A Perfect World

In a new Art 180 exhibit, incarcerated teens question the redemptive power of art.

It’s late summer 1965 and race riots have just rocked Los Angeles.

A televised debate on the American dream is staged between black novelist James Baldwin and archconservative William F. Buckley. Baldwin’s speech sounds like a roll call of headlines from 50 years into the future: mass incarceration rates, poverty and Confederate army paraphernalia. He describes a reality that America — and Richmond — still struggles to face.

“In the South, when you are dealing with the sheriff or the landlord or the girl at the desk, it shows in millions of ways. What is happening in the poor woman’s, the poor man’s mind is this,” Baldwin said. “They’ve been raised to believe that no matter how terrible their lives may be, they have one enormous consolation: At least they are not black. Now I suggest, of all the terrible things that can happen to a human being, that [apathy] is one of the worst.”

That’s exactly the message being sent by a dozen incarcerated black teens from the Richmond Juvenile Detention Center: Fight apathy.

In the span of eight weeks they delved into a variety of artistic mediums at Art 180 under the instruction of local artists, activists and lawyers. Instructors were on hand to help them express personal solutions to America’s incarceration addiction.

The resulting exhibit, “Performing Statistics,” goes up Sept. 4, but viewers may not find any redemptive solutions. Like some instructors, viewers might worry that the world-weary youth are feeding them lines and performing a kind of magical thinking.

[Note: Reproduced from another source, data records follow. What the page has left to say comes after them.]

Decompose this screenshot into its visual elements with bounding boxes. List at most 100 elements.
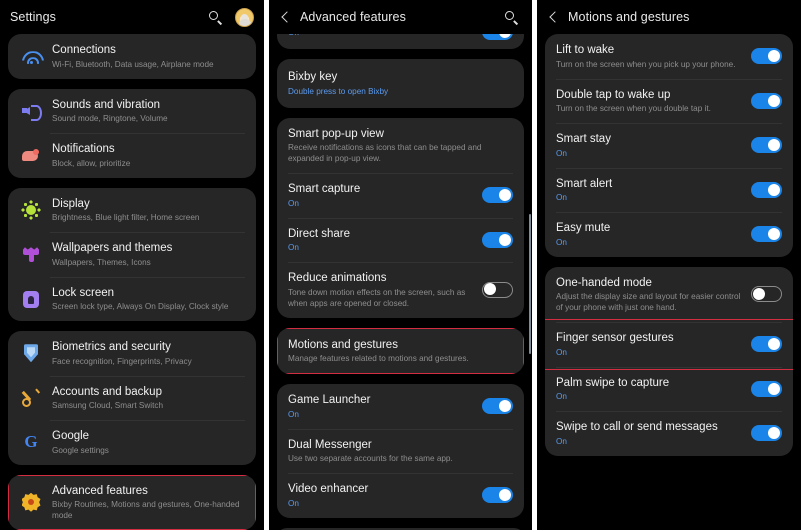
list-item-title: Bixby key — [288, 71, 338, 83]
sidebar-item-biometrics-and-security[interactable]: Biometrics and security Face recognition… — [8, 331, 256, 376]
list-item-subtitle: On — [288, 34, 474, 38]
list-item-title: Reduce animations — [288, 272, 387, 284]
list-item-title: Lift to wake — [556, 44, 615, 56]
motions-and-gestures-scroll-area[interactable]: Lift to wake Turn on the screen when you… — [537, 34, 801, 530]
lock-icon — [19, 287, 43, 311]
toggle-switch[interactable] — [751, 137, 782, 154]
list-item-subtitle: On — [288, 498, 299, 508]
mg-group-gestures: One-handed mode Adjust the display size … — [545, 266, 793, 456]
list-item-motions-and-gestures[interactable]: Motions and gestures Manage features rel… — [277, 328, 524, 375]
panel-settings: Settings Connections Wi-Fi, Bluetooth, D… — [0, 0, 264, 530]
list-item-smart-pop-up-view[interactable]: Smart pop-up view Receive notifications … — [277, 118, 524, 174]
toggle-switch[interactable] — [751, 226, 782, 243]
list-item-subtitle: Sound mode, Ringtone, Volume — [52, 114, 168, 123]
list-item-double-tap-to-wake-up[interactable]: Double tap to wake up Turn on the screen… — [545, 78, 793, 124]
sidebar-item-wallpapers-and-themes[interactable]: Wallpapers and themes Wallpapers, Themes… — [8, 232, 256, 277]
list-item-smart-alert[interactable]: Smart alert On — [545, 167, 793, 213]
list-item-title: Lock screen — [52, 286, 115, 299]
settings-scroll-area[interactable]: Connections Wi-Fi, Bluetooth, Data usage… — [0, 34, 264, 530]
list-item-bixby-key[interactable]: Bixby key Double press to open Bixby — [277, 59, 524, 108]
search-icon[interactable] — [503, 9, 520, 26]
back-arrow-icon[interactable] — [547, 10, 561, 24]
sidebar-item-google[interactable]: G Google Google settings — [8, 420, 256, 465]
advanced-features-scroll-area[interactable]: On Bixby key Double press to open Bixby … — [269, 34, 532, 530]
settings-group-display: Display Brightness, Blue light filter, H… — [8, 187, 256, 322]
advanced-features-icon — [19, 490, 43, 514]
toggle-switch[interactable] — [482, 231, 513, 248]
toggle-switch[interactable] — [482, 187, 513, 204]
sidebar-item-advanced-features[interactable]: Advanced features Bixby Routines, Motion… — [8, 475, 256, 530]
list-item-one-handed-mode[interactable]: One-handed mode Adjust the display size … — [545, 267, 793, 323]
list-item-subtitle: On — [556, 436, 567, 446]
toggle-switch[interactable] — [751, 181, 782, 198]
list-item-subtitle: Screen lock type, Always On Display, Clo… — [52, 302, 229, 311]
sidebar-item-lock-screen[interactable]: Lock screen Screen lock type, Always On … — [8, 276, 256, 322]
list-item-title: Smart pop-up view — [288, 127, 384, 140]
toggle-switch[interactable] — [751, 336, 782, 353]
wifi-icon — [19, 44, 43, 68]
display-icon — [19, 198, 43, 222]
toggle-switch[interactable] — [482, 398, 513, 415]
af-group-apps: Game Launcher On Dual Messenger Use two … — [277, 384, 524, 518]
list-item-subtitle: Use two separate accounts for the same a… — [288, 454, 453, 463]
notification-icon — [19, 143, 43, 167]
toggle-switch[interactable] — [482, 281, 513, 298]
list-item-subtitle: On — [556, 193, 567, 202]
list-item-lift-to-wake[interactable]: Lift to wake Turn on the screen when you… — [545, 34, 793, 79]
list-item-title: Connections — [52, 44, 116, 56]
list-item-swipe-to-call-or-send-messages[interactable]: Swipe to call or send messages On — [545, 411, 793, 456]
list-item-subtitle: Manage features related to motions and g… — [288, 354, 469, 363]
list-item-subtitle: On — [288, 198, 299, 208]
advanced-features-header: Advanced features — [269, 0, 532, 34]
list-item-dual-messenger[interactable]: Dual Messenger Use two separate accounts… — [277, 428, 524, 474]
sidebar-item-notifications[interactable]: Notifications Block, allow, prioritize — [8, 133, 256, 178]
list-item-direct-share[interactable]: Direct share On — [277, 217, 524, 263]
list-item-title: Palm swipe to capture — [556, 376, 670, 389]
af-group-clipped: On — [277, 34, 524, 49]
sidebar-item-accounts-and-backup[interactable]: Accounts and backup Samsung Cloud, Smart… — [8, 375, 256, 421]
settings-header: Settings — [0, 0, 264, 34]
list-item-title: Direct share — [288, 227, 350, 240]
list-item-subtitle: Adjust the display size and layout for e… — [556, 292, 741, 312]
toggle-switch[interactable] — [751, 425, 782, 442]
list-item-title: Motions and gestures — [288, 338, 398, 351]
list-item-subtitle: On — [288, 409, 299, 419]
list-item-clipped[interactable]: On — [277, 34, 524, 49]
toggle-switch[interactable] — [751, 48, 782, 65]
toggle-switch[interactable] — [751, 380, 782, 397]
wallpaper-icon — [19, 242, 43, 266]
panel-motions-and-gestures: Motions and gestures Lift to wake Turn o… — [537, 0, 801, 530]
list-item-finger-sensor-gestures[interactable]: Finger sensor gestures On — [545, 319, 793, 369]
settings-group-accounts: Biometrics and security Face recognition… — [8, 331, 256, 465]
list-item-subtitle: Face recognition, Fingerprints, Privacy — [52, 356, 192, 366]
panel-advanced-features: Advanced features On Bixby key Double pr — [269, 0, 532, 530]
sidebar-item-sounds-and-vibration[interactable]: Sounds and vibration Sound mode, Rington… — [8, 89, 256, 134]
toggle-switch[interactable] — [751, 92, 782, 109]
google-icon: G — [24, 432, 38, 452]
af-group-main: Smart pop-up view Receive notifications … — [277, 117, 524, 318]
list-item-smart-stay[interactable]: Smart stay On — [545, 123, 793, 168]
back-arrow-icon[interactable] — [279, 10, 293, 24]
list-item-title: Wallpapers and themes — [52, 242, 173, 254]
search-icon[interactable] — [207, 9, 224, 26]
list-item-palm-swipe-to-capture[interactable]: Palm swipe to capture On — [545, 366, 793, 412]
sidebar-item-connections[interactable]: Connections Wi-Fi, Bluetooth, Data usage… — [8, 34, 256, 79]
list-item-video-enhancer[interactable]: Video enhancer On — [277, 473, 524, 518]
scrollbar[interactable] — [528, 214, 531, 354]
toggle-switch[interactable] — [482, 34, 513, 40]
toggle-switch[interactable] — [751, 286, 782, 303]
list-item-title: Double tap to wake up — [556, 88, 671, 101]
list-item-game-launcher[interactable]: Game Launcher On — [277, 384, 524, 429]
list-item-subtitle: On — [556, 347, 567, 357]
list-item-title: Smart capture — [288, 183, 361, 195]
sound-icon — [19, 99, 43, 123]
list-item-reduce-animations[interactable]: Reduce animations Tone down motion effec… — [277, 262, 524, 318]
avatar[interactable] — [235, 7, 254, 27]
list-item-title: Smart stay — [556, 133, 611, 145]
list-item-title: One-handed mode — [556, 276, 652, 289]
toggle-switch[interactable] — [482, 487, 513, 504]
list-item-subtitle: Turn on the screen when you double tap i… — [556, 104, 711, 113]
list-item-smart-capture[interactable]: Smart capture On — [277, 173, 524, 218]
list-item-easy-mute[interactable]: Easy mute On — [545, 212, 793, 257]
sidebar-item-display[interactable]: Display Brightness, Blue light filter, H… — [8, 188, 256, 233]
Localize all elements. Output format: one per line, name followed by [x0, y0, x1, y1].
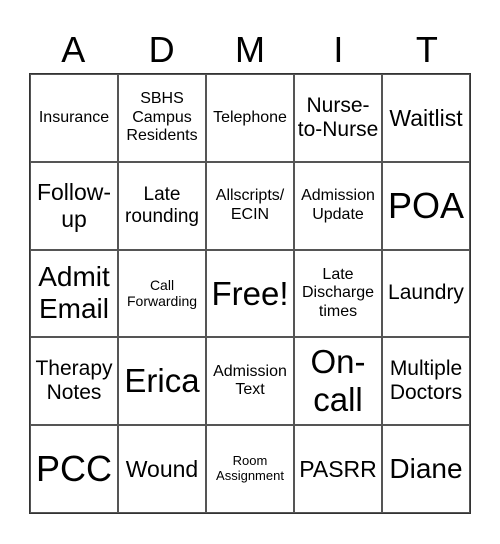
bingo-cell[interactable]: Multiple Doctors	[382, 337, 470, 426]
bingo-cell[interactable]: Admission Text	[206, 337, 294, 426]
header-letter: I	[333, 29, 344, 70]
bingo-cell[interactable]: POA	[382, 161, 470, 250]
bingo-cell[interactable]: PASRR	[294, 425, 382, 513]
bingo-cell[interactable]: Room Assignment	[206, 425, 294, 513]
free-space-cell[interactable]: Free!	[206, 249, 294, 338]
header-letter: D	[148, 29, 175, 70]
bingo-cell[interactable]: PCC	[30, 425, 118, 513]
bingo-cell[interactable]: Allscripts/ ECIN	[206, 161, 294, 250]
bingo-cell[interactable]: Follow-up	[30, 161, 118, 250]
bingo-cell[interactable]: Insurance	[30, 74, 118, 162]
bingo-cell[interactable]: Call Forwarding	[118, 249, 206, 338]
bingo-cell[interactable]: Therapy Notes	[30, 337, 118, 426]
bingo-cell[interactable]: Wound	[118, 425, 206, 513]
bingo-cell[interactable]: Admission Update	[294, 161, 382, 250]
bingo-grid: Insurance SBHS Campus Residents Telephon…	[29, 73, 471, 514]
bingo-cell[interactable]: Laundry	[382, 249, 470, 338]
bingo-cell[interactable]: Waitlist	[382, 74, 470, 162]
header-letter: A	[61, 29, 86, 70]
bingo-cell[interactable]: Erica	[118, 337, 206, 426]
header-letter: T	[415, 29, 438, 70]
bingo-cell[interactable]: On-call	[294, 337, 382, 426]
bingo-cell[interactable]: Nurse-to-Nurse	[294, 74, 382, 162]
bingo-cell[interactable]: SBHS Campus Residents	[118, 74, 206, 162]
bingo-cell[interactable]: Late rounding	[118, 161, 206, 250]
bingo-header: A D M I T	[29, 28, 471, 72]
header-letter: M	[235, 29, 266, 70]
bingo-cell[interactable]: Telephone	[206, 74, 294, 162]
bingo-cell[interactable]: Admit Email	[30, 249, 118, 338]
bingo-cell[interactable]: Late Discharge times	[294, 249, 382, 338]
bingo-cell[interactable]: Diane	[382, 425, 470, 513]
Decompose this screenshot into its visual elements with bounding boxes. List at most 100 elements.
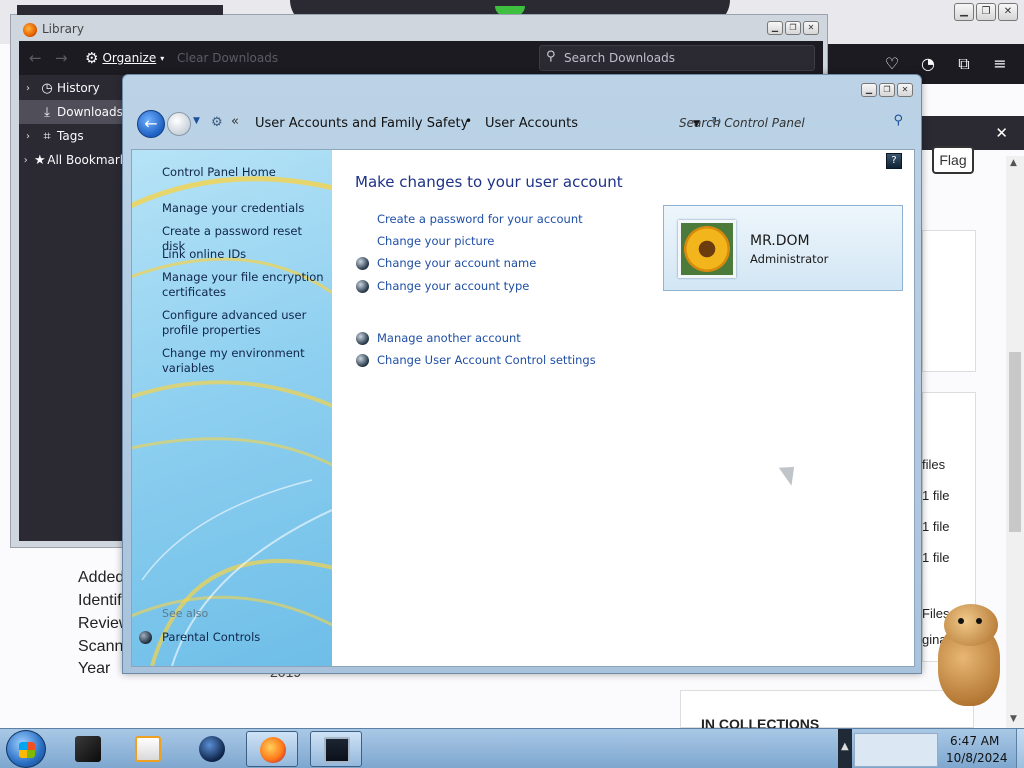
help-icon[interactable]: ? (886, 153, 902, 169)
meta-label: Year (78, 660, 111, 677)
search-placeholder: Search Control Panel (679, 116, 805, 130)
search-placeholder: Search Downloads (564, 51, 675, 65)
minimize-button[interactable]: ▁ (861, 83, 877, 97)
forward-button[interactable] (167, 112, 191, 136)
flag-button[interactable]: Flag (932, 146, 974, 174)
media-player-icon (135, 736, 161, 762)
file-count: files (922, 457, 946, 472)
create-password-link[interactable]: Create a password for your account (377, 212, 583, 226)
terminal-app-icon (75, 736, 101, 762)
clock-icon: ◷ (41, 80, 53, 96)
taskbar-media-player-app[interactable] (122, 731, 174, 767)
maximize-button[interactable]: ❐ (976, 3, 996, 21)
sidebar-item-label: History (57, 81, 100, 95)
library-toolbar: ← → ⚙ Organize ▾ Clear Downloads ⚲ Searc… (19, 41, 823, 75)
hamster-eye (976, 618, 982, 624)
meta-label: Added (78, 569, 125, 586)
sidebar-item-label: Downloads (57, 105, 123, 119)
taskbar-terminal-app[interactable] (62, 731, 114, 767)
address-bar[interactable]: ⚙ « User Accounts and Family Safety • Us… (203, 109, 722, 137)
manage-another-account-link[interactable]: Manage another account (377, 331, 521, 345)
firefox-icon (260, 737, 286, 763)
uac-settings-link[interactable]: Change User Account Control settings (377, 353, 596, 367)
page-scrollbar[interactable]: ▲ ▼ (1006, 156, 1024, 728)
maximize-button[interactable]: ❐ (785, 21, 801, 35)
account-picture[interactable] (678, 220, 736, 278)
back-button[interactable]: ← (137, 110, 165, 138)
library-window-controls: ▁ ❐ ✕ (767, 21, 819, 35)
show-desktop-button[interactable] (1016, 729, 1024, 768)
link-online-ids-link[interactable]: Link online IDs (162, 247, 327, 262)
parental-controls-link[interactable]: Parental Controls (162, 630, 260, 644)
taskbar-firefox-app[interactable] (246, 731, 298, 767)
file-count: 1 file (922, 550, 950, 565)
change-account-name-link[interactable]: Change your account name (377, 256, 536, 270)
taskbar-desktop-window-app[interactable] (310, 731, 362, 767)
search-control-panel-input[interactable]: Search Control Panel ⚲ (673, 109, 909, 137)
close-button[interactable]: ✕ (897, 83, 913, 97)
page-title: Make changes to your user account (355, 173, 623, 191)
environment-variables-link[interactable]: Change my environment variables (162, 346, 327, 376)
change-picture-link[interactable]: Change your picture (377, 234, 494, 248)
recent-pages-dropdown[interactable]: ▼ (193, 116, 200, 126)
extensions-icon[interactable]: ⧉ (954, 54, 974, 74)
library-tab-strip (17, 5, 223, 15)
tag-icon: ⌗ (43, 128, 51, 144)
cp-window-controls: ▁ ❐ ✕ (861, 83, 913, 97)
minimize-button[interactable]: ▁ (767, 21, 783, 35)
shield-icon (356, 257, 369, 270)
sidebar-item-history[interactable]: › ◷ History (19, 76, 133, 100)
clear-downloads-button[interactable]: Clear Downloads (177, 51, 278, 65)
breadcrumb-user-accounts-family-safety[interactable]: User Accounts and Family Safety (255, 116, 468, 131)
firefox-icon (23, 23, 37, 37)
see-also-label: See also (162, 607, 209, 620)
close-button[interactable]: ✕ (998, 3, 1018, 21)
sidebar-item-all-bookmarks[interactable]: › ★ All Bookmarks (19, 148, 133, 172)
breadcrumb-separator[interactable]: • (465, 114, 472, 128)
breadcrumb-user-accounts[interactable]: User Accounts (485, 116, 578, 131)
star-icon: ★ (34, 152, 46, 168)
taskbar-globe-app[interactable] (186, 731, 238, 767)
sidebar-item-label: All Bookmarks (47, 153, 133, 167)
organize-menu[interactable]: ⚙ Organize ▾ (85, 49, 164, 67)
control-panel-home-link[interactable]: Control Panel Home (162, 165, 327, 180)
forward-arrow-icon[interactable]: → (55, 49, 68, 67)
minimize-button[interactable]: ▁ (954, 3, 974, 21)
hamster-desktop-pet[interactable] (926, 604, 1006, 708)
window-title: Library (42, 22, 84, 36)
file-encryption-certificates-link[interactable]: Manage your file encryption certificates (162, 270, 327, 300)
advanced-profile-properties-link[interactable]: Configure advanced user profile properti… (162, 308, 327, 338)
sidebar-item-tags[interactable]: › ⌗ Tags (19, 124, 133, 148)
chevron-left-double-icon[interactable]: « (231, 114, 239, 129)
search-downloads-input[interactable]: ⚲ Search Downloads (539, 45, 815, 71)
pocket-icon[interactable]: ♡ (882, 54, 902, 74)
shield-icon (356, 332, 369, 345)
tray-icons[interactable] (854, 733, 938, 767)
back-arrow-icon[interactable]: ← (29, 49, 42, 67)
manage-credentials-link[interactable]: Manage your credentials (162, 201, 327, 216)
search-icon: ⚲ (546, 49, 556, 64)
maximize-button[interactable]: ❐ (879, 83, 895, 97)
cp-left-pane: Control Panel Home Manage your credentia… (132, 150, 332, 666)
close-button[interactable]: ✕ (803, 21, 819, 35)
close-icon[interactable]: ✕ (995, 124, 1008, 142)
scrollbar-thumb[interactable] (1009, 352, 1021, 532)
change-account-type-link[interactable]: Change your account type (377, 279, 529, 293)
account-card: MR.DOM Administrator (663, 205, 903, 291)
scroll-up-icon[interactable]: ▲ (1010, 158, 1017, 168)
sidebar-item-label: Tags (57, 129, 84, 143)
control-panel-window: ▁ ❐ ✕ ← ▼ ⚙ « User Accounts and Family S… (122, 74, 922, 674)
taskbar: ▲ 6:47 AM 10/8/2024 (0, 728, 1024, 768)
clock-time[interactable]: 6:47 AM (950, 734, 999, 748)
system-tray: ▲ 6:47 AM 10/8/2024 (838, 729, 1024, 768)
control-panel-icon: ⚙ (211, 115, 223, 130)
meta-label: Identif (78, 592, 122, 609)
chevron-up-icon[interactable]: ▲ (841, 741, 849, 752)
start-button[interactable] (6, 730, 46, 768)
menu-icon[interactable]: ≡ (990, 54, 1010, 74)
timer-icon[interactable]: ◔ (918, 54, 938, 74)
sidebar-item-downloads[interactable]: ⤓ Downloads (19, 100, 133, 124)
scroll-down-icon[interactable]: ▼ (1010, 714, 1017, 724)
file-count: 1 file (922, 519, 950, 534)
clock-date[interactable]: 10/8/2024 (946, 751, 1008, 765)
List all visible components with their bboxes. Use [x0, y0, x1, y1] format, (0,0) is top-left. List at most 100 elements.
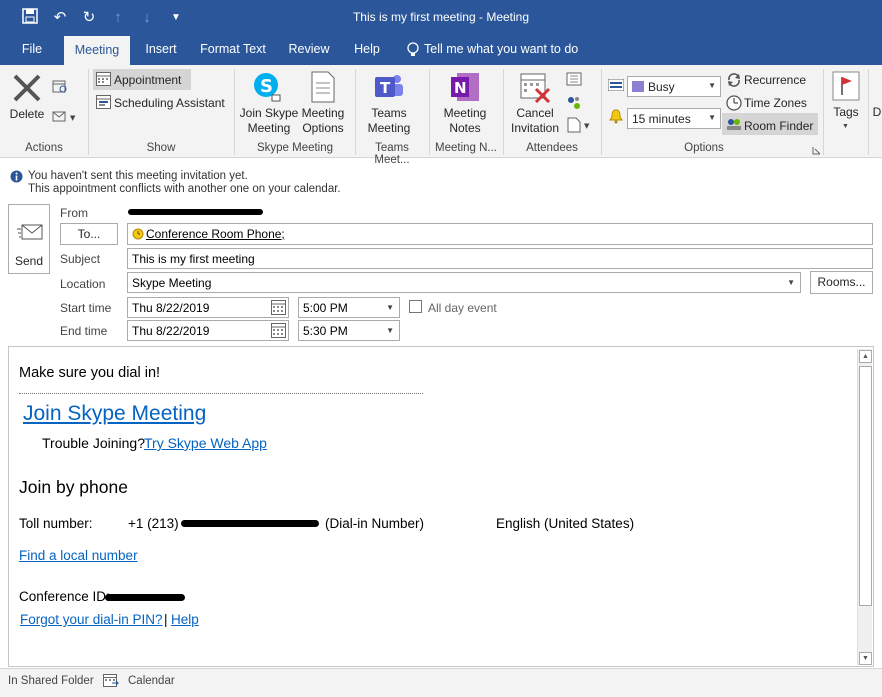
start-time-label: Start time — [60, 301, 112, 315]
group-show-label: Show — [146, 142, 176, 154]
tab-format-text[interactable]: Format Text — [194, 36, 272, 65]
to-recipient[interactable]: Conference Room Phone; — [146, 227, 285, 241]
tags-button[interactable]: Tags — [828, 105, 864, 120]
body-intro-text: Make sure you dial in! — [19, 365, 161, 381]
appointment-icon — [96, 72, 111, 86]
to-button[interactable]: To... — [60, 223, 118, 245]
subject-label: Subject — [60, 252, 101, 266]
subject-value: This is my first meeting — [132, 252, 255, 266]
cancel-invitation-button[interactable]: Cancel Invitation — [506, 106, 564, 136]
meeting-options-icon — [310, 71, 336, 103]
chevron-down-icon[interactable]: ▼ — [787, 278, 795, 287]
calendar-picker-icon[interactable] — [271, 323, 286, 338]
cancel-invitation-icon — [520, 71, 552, 104]
tab-insert[interactable]: Insert — [136, 36, 186, 65]
scrollbar-thumb[interactable] — [859, 366, 872, 606]
end-time-label: End time — [60, 324, 108, 338]
title-bar: ↶ ↻ ↑ ↓ ▼ This is my first meeting - Mee… — [0, 0, 882, 36]
tags-flag-icon — [832, 71, 860, 101]
from-label: From — [60, 206, 88, 220]
toll-number-label: Toll number: — [19, 516, 93, 531]
chevron-down-icon: ▼ — [842, 123, 849, 130]
join-skype-meeting-link[interactable]: Join Skype Meeting — [23, 402, 206, 426]
info-line-2: This appointment conflicts with another … — [28, 183, 341, 195]
more-actions-icon[interactable]: ▼ — [52, 109, 78, 123]
forward-calendar-icon[interactable] — [52, 80, 68, 94]
conference-id-label: Conference ID: — [19, 589, 110, 604]
group-options-label: Options — [684, 142, 724, 154]
location-label: Location — [60, 277, 106, 291]
to-field[interactable]: Conference Room Phone; — [127, 223, 873, 245]
info-line-1: You haven't sent this meeting invitation… — [28, 170, 248, 182]
tab-file[interactable]: File — [10, 36, 54, 65]
forgot-pin-link[interactable]: Forgot your dial-in PIN? — [20, 612, 163, 627]
scroll-down-icon[interactable]: ▼ — [859, 652, 872, 665]
reminder-dropdown[interactable]: 15 minutes ▼ — [627, 108, 721, 129]
ribbon-separator — [88, 69, 89, 155]
end-time-dropdown[interactable]: 5:30 PM ▼ — [298, 320, 400, 341]
join-skype-meeting-button[interactable]: Join Skype Meeting — [238, 106, 300, 136]
time-zones-button[interactable]: Time Zones — [744, 96, 807, 110]
end-date-input[interactable]: Thu 8/22/2019 — [127, 320, 289, 341]
recurrence-button[interactable]: Recurrence — [744, 73, 806, 87]
delete-button[interactable]: Delete — [4, 107, 50, 122]
chevron-down-icon: ▼ — [708, 81, 716, 90]
find-local-number-link[interactable]: Find a local number — [19, 548, 138, 563]
chevron-down-icon: ▼ — [708, 113, 716, 122]
address-book-icon[interactable] — [566, 72, 582, 86]
meeting-options-line1: Meeting — [301, 106, 345, 120]
check-names-icon[interactable]: ▼ — [566, 117, 592, 133]
delete-icon — [12, 73, 42, 103]
show-as-value: Busy — [648, 80, 675, 94]
teams-line2: Meeting — [367, 121, 411, 135]
dialog-launcher-icon[interactable] — [812, 144, 821, 155]
scheduling-icon — [96, 95, 111, 109]
send-button[interactable]: Send — [8, 204, 50, 274]
join-skype-line2: Meeting — [247, 121, 291, 135]
meeting-notes-button[interactable]: Meeting Notes — [434, 106, 496, 136]
teams-meeting-button[interactable]: Teams Meeting — [358, 106, 420, 136]
response-options-icon[interactable] — [566, 95, 582, 111]
help-link[interactable]: Help — [171, 612, 199, 627]
cancel-line1: Cancel — [516, 106, 554, 120]
show-as-icon — [607, 78, 625, 92]
rooms-button[interactable]: Rooms... — [810, 271, 873, 294]
room-finder-label: Room Finder — [744, 119, 814, 133]
scheduling-assistant-button[interactable]: Scheduling Assistant — [114, 96, 225, 110]
reminder-value: 15 minutes — [632, 112, 691, 126]
group-attendees-label: Attendees — [526, 142, 578, 154]
join-by-phone-heading: Join by phone — [19, 477, 128, 497]
tab-review[interactable]: Review — [282, 36, 336, 65]
location-input[interactable]: Skype Meeting ▼ — [127, 272, 801, 293]
subject-input[interactable]: This is my first meeting — [127, 248, 873, 269]
tab-help[interactable]: Help — [346, 36, 388, 65]
calendar-picker-icon[interactable] — [271, 300, 286, 315]
from-redacted — [128, 209, 263, 215]
tell-me-search[interactable]: Tell me what you want to do — [424, 36, 584, 65]
ribbon-separator — [823, 69, 824, 155]
start-time-dropdown[interactable]: 5:00 PM ▼ — [298, 297, 400, 318]
appointment-label: Appointment — [114, 73, 182, 87]
meeting-options-button[interactable]: Meeting Options — [296, 106, 350, 136]
start-time-value: 5:00 PM — [303, 301, 348, 315]
ribbon: Delete ▼ Actions Appointment Scheduling … — [0, 65, 882, 166]
send-envelope-icon — [17, 223, 43, 241]
try-skype-web-app-link[interactable]: Try Skype Web App — [144, 435, 267, 451]
group-skype-label: Skype Meeting — [256, 142, 334, 154]
all-day-checkbox[interactable] — [409, 300, 422, 313]
start-date-input[interactable]: Thu 8/22/2019 — [127, 297, 289, 318]
scroll-up-icon[interactable]: ▲ — [859, 350, 872, 363]
tab-meeting[interactable]: Meeting — [64, 36, 130, 65]
vertical-scrollbar[interactable]: ▲ ▼ — [857, 349, 872, 665]
message-body-editor[interactable]: Make sure you dial in! Join Skype Meetin… — [8, 346, 874, 667]
svg-text:N: N — [454, 79, 467, 97]
ribbon-tabs: File Meeting Insert Format Text Review H… — [0, 36, 882, 65]
show-as-dropdown[interactable]: Busy ▼ — [627, 76, 721, 97]
ribbon-separator — [868, 69, 869, 155]
teams-line1: Teams — [371, 106, 407, 120]
group-teams-label: Teams Meet... — [374, 142, 410, 166]
calendar-folder-link[interactable]: Calendar — [128, 675, 175, 687]
svg-text:▼: ▼ — [584, 122, 590, 130]
trouble-joining-text: Trouble Joining? — [42, 435, 145, 451]
end-time-value: 5:30 PM — [303, 324, 348, 338]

Mark Strandquist, a Virginia Commonwealth University graduate, is the self-described dinner-party host behind “Performing Statistics.” He has a rakish hairdo and a matter-of-fact way of speaking that suggests he’s thought about these difficult issues for a good, long time.

“I see art as a performance that creates new forums and allows us to propose alternative realities,” he says. “What would prison reform look like, if led by incarcerated youth? I give them people who help craft their message, but it’s not my role to speak for them.”

The statistics part of “Performing Statistics” illustrates why Strandquist and others are on board. In one example, they compare the $10,000 per year it takes to educate a teen in Richmond with the $150,000 of keeping a teen in a correctional facility. Virginia has the nation’s highest rate of referring delinquent students directly to courts, according to the U.S. Department of Education’s Office of Civil Rights. The rate is disproportionately skewed towards black teenagers.

The performing part includes not only artists, but also local figures who can enact policy change. Jeree Thomas, a lawyer at Legal Aid Justice Center, met with the executive staff of the Richmond court service unit about bringing detainees into Art 180.

This summer program concluded Aug. 13. But with school starting, Thomas is working to end zero-tolerance policies and to limit school-based arrests. She wants to see more investment in post-dispositional programs such as “Performing Statistics,” she says.

“I see how once youth are incarcerated they are kept in prison for longer than the national average, and they aren’t equipped with the tools they need to be successful citizens when they return home,” Thomas says.

Art 180 program director Taekia Glass says many of the teens have incurred psychological damage.

“We’d be fools to think [‘Performing Statistics’] is a magic bullet,” she says. “I agree with consequences for bad actions, but some teens are incarcerated because of aggressive policy, and they’re disillusioned by being put inside so quickly.”

The first pieces you’ll see at the exhibit are large, black-and-white self-portraits. They were facilitated by photographer Terry Brown, who describes herself as a “white, middle-aged woman whose humor doesn’t come off with young people.”

“Law prohibited us from showing their faces, so we had to work with selective lighting, or block their faces with hand gestures,” she says. “It was a somber and vulnerable place, and I let the sitter decide the pose while their friend worked the camera.”

Other installations include a life-sized replica of a jail cell. There are panels that serialize personal stories, and booths with public service announcements recorded at WRIR-FM studios with DJ Mikemetic. The announcements will play over Virginia radio stations when the exhibit goes on tour this fall, beginning with the refrain, “If you knew me, then. …” Detainees read a series of emotional messages. “You’d know that I’m scared of losing my life over a crime,” one teen says.

There are screen-printed posters, too, from a visit to Studio 23. Many resemble protest posters with such messages as, “There’s not a big difference between you and me.” Molly Fair, an artist with Studio 23, says working with incarcerated youth was a tricky balance.

“You can’t just command someone to express their personal story in a way that also offers solutions to a systemic problem like mass incarceration,” Fair says. “To me, it’s not enough to imagine a perfect world. But I believe you can make a difference by letting those teens know that you care about their human dignity.”

Half-light pours through Art 180’s small windowpanes, and T. Jackson, a 17-year-old detainee, scribbles away. He’s thinking about whether the exhibit was worth all the vulnerability. “Talking about [my situation] and the police was so difficult,” he says, “but I did it because it might change something for others.” S

“Performing Statistics” opens Sept. 4 at Art 180, 114 W. Marshall St. A reception will be held from 6-9 p.m.